VI Nas viagens que fazia para a ver, Léon jantara muitas vezes em casa do farmacêutico e sentira-se constrangido, por delicadeza, a convidá-lo por sua vez.
- Com muito gosto! - respondera o Sr. Homais. - Além disso, eu também preciso de me retemperar um pouco, porque senão embruteço aqui. Iremos ao teatro, ao restaurante, faremos umas folias!
- Ahl, meu amiguinho! - murmurou ternamente a Sr. Homais, assustada com os vagos perigos que ele se dispunha correr.
- Ora, que tem isso? Achas que não chega de arruinar a saúde vivendo continuamente no meio das emanações da farmácia? Vejam bem como são as mulheres: têm ciúmes da ciência, depois opõem-se a que nos entreguemos às mais legítimas distracções. Não interessa, pode contar comigo; um destes dias apareço em Ruão e os dois levamos a banca à glória.
O boticário, noutro tempo, nunca teria empregado semelhante expressão; mas adoptara recentemente um género galhofeiro e parisiense que achava de muito bom gosto; e, como a Sr, Bovary, sua vizinha, interrogava o escriturário, cheio de curiosidade pelos costumes da capital, chegando até a falar em gíria para deslumbrar... os outros burgueses.

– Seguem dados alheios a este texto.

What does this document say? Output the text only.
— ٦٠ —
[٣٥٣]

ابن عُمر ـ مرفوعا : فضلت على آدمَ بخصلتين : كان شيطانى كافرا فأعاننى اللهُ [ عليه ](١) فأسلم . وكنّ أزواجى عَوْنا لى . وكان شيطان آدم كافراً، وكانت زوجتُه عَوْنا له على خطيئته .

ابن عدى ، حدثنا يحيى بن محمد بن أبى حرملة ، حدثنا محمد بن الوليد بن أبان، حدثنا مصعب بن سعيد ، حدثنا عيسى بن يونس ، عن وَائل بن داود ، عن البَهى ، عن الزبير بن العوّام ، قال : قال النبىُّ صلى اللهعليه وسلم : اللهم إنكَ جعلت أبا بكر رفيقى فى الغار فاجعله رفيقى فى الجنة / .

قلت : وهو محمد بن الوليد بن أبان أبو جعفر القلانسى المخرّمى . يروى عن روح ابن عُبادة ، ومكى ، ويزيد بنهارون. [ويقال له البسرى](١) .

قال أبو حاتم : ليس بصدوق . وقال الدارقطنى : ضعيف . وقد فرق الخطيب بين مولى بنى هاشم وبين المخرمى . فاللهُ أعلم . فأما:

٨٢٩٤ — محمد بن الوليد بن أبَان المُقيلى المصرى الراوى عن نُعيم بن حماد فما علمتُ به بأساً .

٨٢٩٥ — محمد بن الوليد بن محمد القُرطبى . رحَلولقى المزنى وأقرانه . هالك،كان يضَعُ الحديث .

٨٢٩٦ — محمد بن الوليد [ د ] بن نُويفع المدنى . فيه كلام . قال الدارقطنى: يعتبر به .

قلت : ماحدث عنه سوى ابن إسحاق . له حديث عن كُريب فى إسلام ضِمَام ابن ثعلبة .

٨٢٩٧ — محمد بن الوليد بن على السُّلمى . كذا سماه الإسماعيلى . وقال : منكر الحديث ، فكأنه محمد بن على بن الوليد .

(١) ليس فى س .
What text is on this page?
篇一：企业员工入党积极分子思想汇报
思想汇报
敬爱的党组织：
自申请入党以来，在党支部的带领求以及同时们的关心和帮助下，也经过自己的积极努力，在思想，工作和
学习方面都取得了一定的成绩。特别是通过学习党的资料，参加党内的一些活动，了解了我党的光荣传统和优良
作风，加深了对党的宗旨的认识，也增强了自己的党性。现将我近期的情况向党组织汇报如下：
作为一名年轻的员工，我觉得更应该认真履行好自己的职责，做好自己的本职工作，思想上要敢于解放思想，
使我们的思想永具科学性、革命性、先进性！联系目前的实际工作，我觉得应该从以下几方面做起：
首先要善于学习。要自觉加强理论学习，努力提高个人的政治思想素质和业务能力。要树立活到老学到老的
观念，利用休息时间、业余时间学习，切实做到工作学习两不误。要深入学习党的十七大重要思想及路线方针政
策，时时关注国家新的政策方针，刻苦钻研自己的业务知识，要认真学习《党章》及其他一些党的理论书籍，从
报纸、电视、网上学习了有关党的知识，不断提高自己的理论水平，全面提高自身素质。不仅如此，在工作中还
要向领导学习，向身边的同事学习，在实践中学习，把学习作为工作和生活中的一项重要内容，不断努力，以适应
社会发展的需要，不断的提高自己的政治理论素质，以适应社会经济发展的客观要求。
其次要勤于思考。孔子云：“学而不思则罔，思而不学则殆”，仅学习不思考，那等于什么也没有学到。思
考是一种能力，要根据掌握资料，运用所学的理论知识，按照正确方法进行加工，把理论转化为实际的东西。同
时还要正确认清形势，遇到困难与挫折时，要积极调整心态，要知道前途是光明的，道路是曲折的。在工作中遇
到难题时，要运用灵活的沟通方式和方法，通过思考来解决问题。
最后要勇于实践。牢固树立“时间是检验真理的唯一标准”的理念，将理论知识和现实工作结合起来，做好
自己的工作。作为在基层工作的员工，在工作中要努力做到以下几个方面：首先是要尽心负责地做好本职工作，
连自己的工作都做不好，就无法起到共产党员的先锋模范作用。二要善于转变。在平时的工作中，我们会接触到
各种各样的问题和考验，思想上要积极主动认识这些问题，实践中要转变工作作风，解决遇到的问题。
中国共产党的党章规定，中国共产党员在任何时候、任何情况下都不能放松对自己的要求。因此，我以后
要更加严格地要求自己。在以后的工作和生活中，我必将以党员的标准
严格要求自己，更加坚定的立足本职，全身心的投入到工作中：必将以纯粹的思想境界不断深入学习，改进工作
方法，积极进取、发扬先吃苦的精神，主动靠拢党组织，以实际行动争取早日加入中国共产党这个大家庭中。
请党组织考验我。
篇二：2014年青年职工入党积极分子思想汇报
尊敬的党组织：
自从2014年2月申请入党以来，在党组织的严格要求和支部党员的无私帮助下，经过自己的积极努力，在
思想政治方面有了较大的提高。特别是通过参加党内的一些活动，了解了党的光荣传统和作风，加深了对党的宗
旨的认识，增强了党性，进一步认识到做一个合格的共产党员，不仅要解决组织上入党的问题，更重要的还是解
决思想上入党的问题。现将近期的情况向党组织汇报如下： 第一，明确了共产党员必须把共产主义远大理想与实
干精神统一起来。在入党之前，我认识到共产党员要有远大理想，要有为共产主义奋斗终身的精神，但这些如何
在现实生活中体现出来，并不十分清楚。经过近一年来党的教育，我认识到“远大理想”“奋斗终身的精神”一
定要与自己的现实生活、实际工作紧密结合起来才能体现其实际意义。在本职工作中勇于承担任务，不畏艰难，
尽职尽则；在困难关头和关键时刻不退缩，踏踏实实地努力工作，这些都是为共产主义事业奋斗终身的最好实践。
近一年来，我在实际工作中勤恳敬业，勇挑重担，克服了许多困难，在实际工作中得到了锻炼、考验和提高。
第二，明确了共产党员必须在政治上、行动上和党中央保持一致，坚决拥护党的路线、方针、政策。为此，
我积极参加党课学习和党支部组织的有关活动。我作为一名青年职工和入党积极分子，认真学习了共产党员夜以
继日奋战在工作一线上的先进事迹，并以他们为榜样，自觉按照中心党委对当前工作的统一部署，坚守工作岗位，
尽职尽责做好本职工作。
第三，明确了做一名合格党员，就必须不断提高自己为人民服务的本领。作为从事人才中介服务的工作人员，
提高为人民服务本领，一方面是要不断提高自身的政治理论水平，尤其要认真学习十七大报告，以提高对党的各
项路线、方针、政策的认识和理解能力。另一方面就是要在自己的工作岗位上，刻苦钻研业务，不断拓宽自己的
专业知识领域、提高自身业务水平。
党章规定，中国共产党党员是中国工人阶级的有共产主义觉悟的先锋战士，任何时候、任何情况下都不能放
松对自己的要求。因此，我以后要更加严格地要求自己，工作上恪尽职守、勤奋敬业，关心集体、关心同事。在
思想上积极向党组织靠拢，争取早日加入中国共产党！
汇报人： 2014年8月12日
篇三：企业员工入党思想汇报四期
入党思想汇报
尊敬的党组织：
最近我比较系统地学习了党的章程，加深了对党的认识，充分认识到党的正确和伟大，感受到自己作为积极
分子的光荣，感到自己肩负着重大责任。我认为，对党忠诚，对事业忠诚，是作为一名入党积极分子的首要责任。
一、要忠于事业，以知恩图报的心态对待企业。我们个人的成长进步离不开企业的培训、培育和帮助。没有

Por conseguinte, numa quinta-feira, Emma ficou surpreendida de encontrar, na cozinha do Leão de Ouro, o Sr. Homais em trajo de viagem, isto é, com o velho capote que ninguém lhe conhecia, segurando uma mala numa das mãos e, na outra, o saco de agasalhar os pés que usava no estabelecimento. Não tinha participado a ninguém o seu projecto, com receio de inquietar o público com a sua ausência.
A ideia de rever os lugares onde passara a juventude devia excitá-lo, pois não se calou durante todo o caminho; depois, mal acabou de chegar, saltou logo da carruagem para ir à procura de Léon; e o escriturário, por mais que resistisse, acabou por ser arrastado para o grande Café da Normandia, onde Homais entrou majestosamente sem tirar o chapéu, achando ser demasiado provinciano descobrir-se num lugar público.